Kepada para da'i, Lukman mengingatkan bahwa hakikat dakwah adalah mengajak umat ke jalan yang baik dan benar dengan cara-cara yang benar, seperti Rasulullah mengajak umat dengan lemah lembut atau tidak mengedepankan kekerasan.

Polemik mengenai LGBT menghangat beberapa pekan ini.
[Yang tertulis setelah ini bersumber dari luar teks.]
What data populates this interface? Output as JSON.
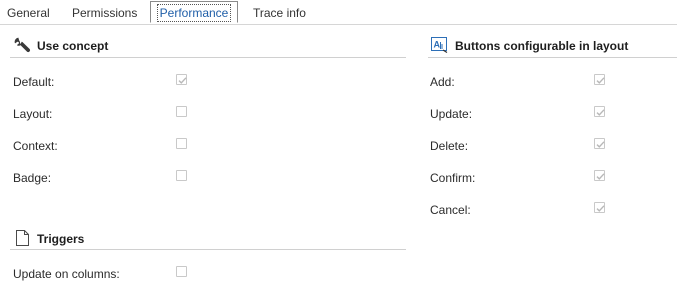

Dimulai dari kisruh klub seksualitas Support Group and Resource Center On Sexuality Studies (SGRC) di Universitas Indonesia.
Studi klub ini dituding sebagai klub gay dan lesbian, meski kegiataannya salah satunya penyuluhan tentang kekerasan dalam masa pacaran.
Kemudian polemik semakin menghangat setelah Menteri Riset, Teknologi, dan Pendidikan Tinggi Muhammad Natsir memberikan pernyataan pers terkait isu pelarangan LGBT di lingkungan kampus.
Abdul Muiz Ghazali, dosen dan peneliti pluralisme di Institut Studi Islam Fahmina (ISIF) Cirebon mengatakan usulan Lukman ada baiknya. "Saya setuju, kalau ada pencerahan soal agama, tapi tidak mengganggu orientasi seksualnya," kata Muiz pada Rappler sore ini.
Menurutnya, Kemenag tak perlu membuang energi melakukan pencerahan untuk mengubah orientasi kaum homoseksual. "Kita bisa bandingkan kalau orang heteroseksual dipaksa jadi homoseksual," ujarnya.
Muiz merekomendasi agar pemerintah fokus memberdayakan kaum LGBT di dunia ekonomi, tanpa mengganggu orientasi seksual mereka, tanpa perlu berkomentar soal penyakit sosial.